Another important question is how apparent is the fault of the healthcare provider? In medical negligence cases, a plaintiff must prove that a healthcare provider’s treatment fell below the standard of care. That means the health care provider had to act unreasonably. This can be difficult because a bad outcome does not always mean someone did something wrong. Of course, operating on the wrong leg does not leave much room for debate but rarely is a deviation from the standard of care so cut and dried.
Once a plaintiff demonstrates a breach of the standard of care, he or she must prove that breached caused harm. Even when a healthcare provider makes a mistake, something bad may have happened anyway. Unless a jury concludes that a medical error, and not something else, caused a poor outcome, the defendant wins.
Expert testimony is required to establish both a deviation from the standard of care and causation, adding yet another element of uncertainty to these issues. Experts are sized-up by the jury just like claimants. A poor expert, or one the jury does not like, can ruin an otherwise strong case. Even where a plaintiff has reputable, likable experts, the defense experts may be equally impressive. When this happens, juries tend to view it as a toss-up and ties go to the defendant.

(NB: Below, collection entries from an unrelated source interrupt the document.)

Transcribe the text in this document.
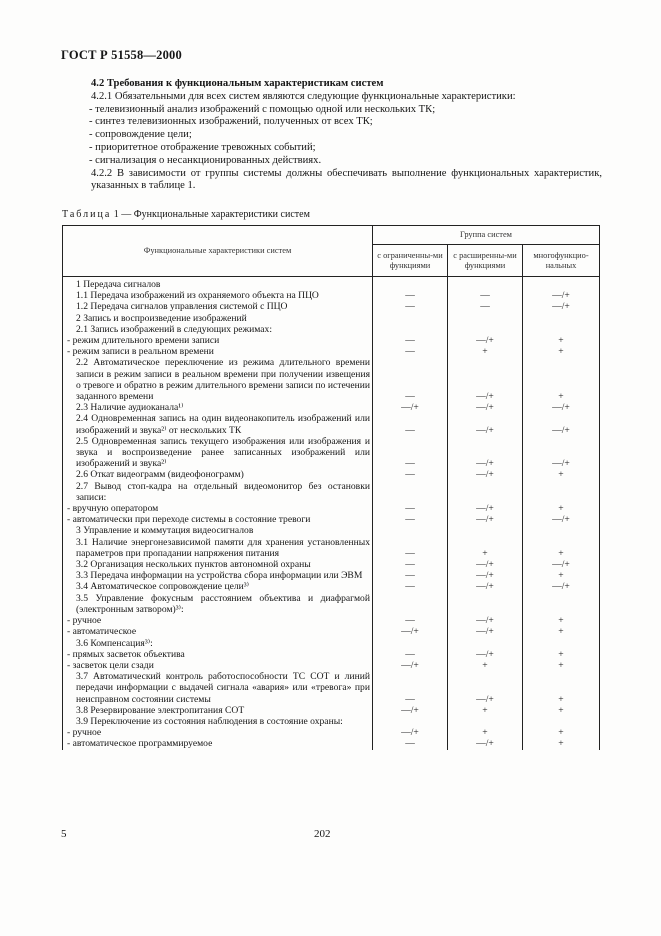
ГОСТ Р 51558—2000

4.2 Требования к функциональным характеристикам систем

4.2.1 Обязательными для всех систем являются следующие функциональные характеристики:

- телевизионный анализ изображений с помощью одной или нескольких ТК;

- синтез телевизионных изображений, полученных от всех ТК;

- сопровождение цели;

- приоритетное отображение тревожных событий;

- сигнализация о несанкционированных действиях.

4.2.2 В зависимости от группы системы должны обеспечивать выполнение функциональных характеристик, указанных в таблице 1.

Таблица 1 — Функциональные характеристики систем
Функциональные характеристики систем	Группа систем		
	с ограниченны-ми функциями	с расширенны-ми функциями	многофункцио-нальных
1 Передача сигналов			
1.1 Передача изображений из охраняемого объекта на ПЦО	—	—	—/+
1.2 Передача сигналов управления системой с ПЦО	—	—	—/+
2 Запись и воспроизведение изображений			
2.1 Запись изображений в следующих режимах:			
- режим длительного времени записи	—	—/+	+
- режим записи в реальном времени	—	+	+
2.2 Автоматическое переключение из режима длительного времени записи в режим записи в реальном времени при получении извещения о тревоге и обратно в режим длительного времени записи по истечении заданного времени	—	—/+	+
2.3 Наличие аудиоканала¹⁾	—/+	—/+	—/+
2.4 Одновременная запись на один видеонакопитель изображений или изображений и звука²⁾ от нескольких ТК	—	—/+	—/+
2.5 Одновременная запись текущего изображения или изображения и звука и воспроизведение ранее записанных изображений или изображений и звука²⁾	—	—/+	—/+
2.6 Откат видеограмм (видеофонограмм)	—	—/+	+
2.7 Вывод стоп-кадра на отдельный видеомонитор без остановки записи:			
- вручную оператором	—	—/+	+
- автоматически при переходе системы в состояние тревоги	—	—/+	—/+
3 Управление и коммутация видеосигналов			
3.1 Наличие энергонезависимой памяти для хранения установленных параметров при пропадании напряжения питания	—	+	+
3.2 Организация нескольких пунктов автономной охраны	—	—/+	—/+
3.3 Передача информации на устройства сбора информации или ЭВМ	—	—/+	+
3.4 Автоматическое сопровождение цели³⁾	—	—/+	—/+
3.5 Управление фокусным расстоянием объектива и диафрагмой (электронным затвором)³⁾:			
- ручное	—	—/+	+
- автоматическое	—/+	—/+	+
3.6 Компенсация³⁾:			
- прямых засветок объектива	—	—/+	+
- засветок цели сзади	—/+	+	+
3.7 Автоматический контроль работоспособности ТС СОТ и линий передачи информации с выдачей сигнала «авария» или «тревога» при неисправном состоянии системы	—	—/+	+
3.8 Резервирование электропитания СОТ	—/+	+	+
3.9 Переключение из состояния наблюдения в состояние охраны:			
- ручное	—/+	+	+
- автоматическое программируемое	—	—/+	+
5	202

While these considerations provide a broad basic framework for the overall assessment of value, each case is unique and its value is affected by its own unique set of circumstances. So what tools does a lawyer have to assess value? The first three are experience, experience, and experience. Until a lawyer has tried many cases, and litigated many more, he or she will not be in a position to appreciate how all of the pieces of a medical negligence case fit together and the many complex nuances that must be considered to arrive at an appropriate valuation. Another tool is case reports. All civil cases tried in Arizona are digested and reported. These reports give lawyers a birds-eye view of what juries are doing and can be used to get an general sense of value, but not to pinpoint a value based on a particular verdict or set of circumstances. This reminds me of a mock trial I observed which was held before two juries simultaneously. At the conclusion of the trial, the juries deliberated separately. One came back with a defense verdict. The other found for the plaintiff and awarded punitive damages. While the results were extreme, it is a lesson that trial are always uncertain. Focus groups are another way lawyers can gauge the strengths and weaknesses of the themes and facts of a case which affect value.

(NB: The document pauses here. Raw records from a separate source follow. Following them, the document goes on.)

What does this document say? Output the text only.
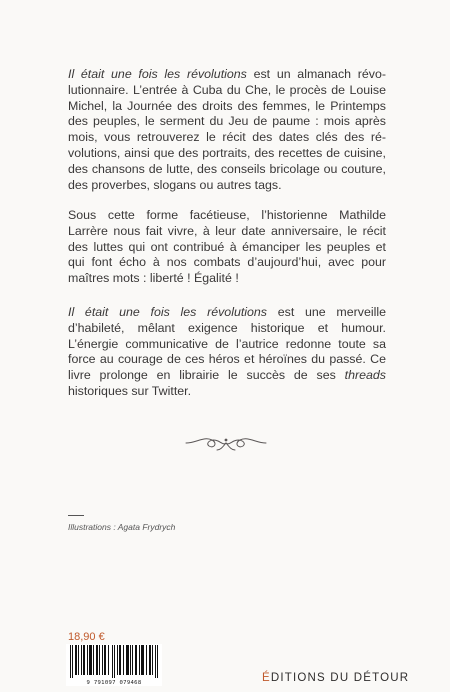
Il était une fois les révolutions est un almanach révolutionnaire. L’entrée à Cuba du Che, le procès de Louise Michel, la Journée des droits des femmes, le Printemps des peuples, le serment du Jeu de paume : mois après mois, vous retrouverez le récit des dates clés des révolutions, ainsi que des portraits, des recettes de cuisine, des chansons de lutte, des conseils bricolage ou couture, des proverbes, slogans ou autres tags.
Sous cette forme facétieuse, l’historienne Mathilde Larrère nous fait vivre, à leur date anniversaire, le récit des luttes qui ont contribué à émanciper les peuples et qui font écho à nos combats d’aujourd’hui, avec pour maîtres mots : liberté ! Égalité !
Il était une fois les révolutions est une merveille d’habileté, mêlant exigence historique et humour. L’énergie communicative de l’autrice redonne toute sa force au courage de ces héros et héroïnes du passé. Ce livre prolonge en librairie le succès de ses threads historiques sur Twitter.
Illustrations : Agata Frydrych
18,90 €
9 791097 079468	ÉDITIONS DU DÉTOUR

Case value is a moving target. One of my former partners used to say cases get better and they get worse, but never stay the same. It’s important to assess the risks and value of a case appropriately so clients can make reasonably informed decisions about whether to settle, if the opportunity is presented, or go to trial. In the end it’s a judgment call, but if the case has been properly evaluated, the judgment of value should reasonably approximate what a jury would award minus the value of the risk that it awards nothing at all.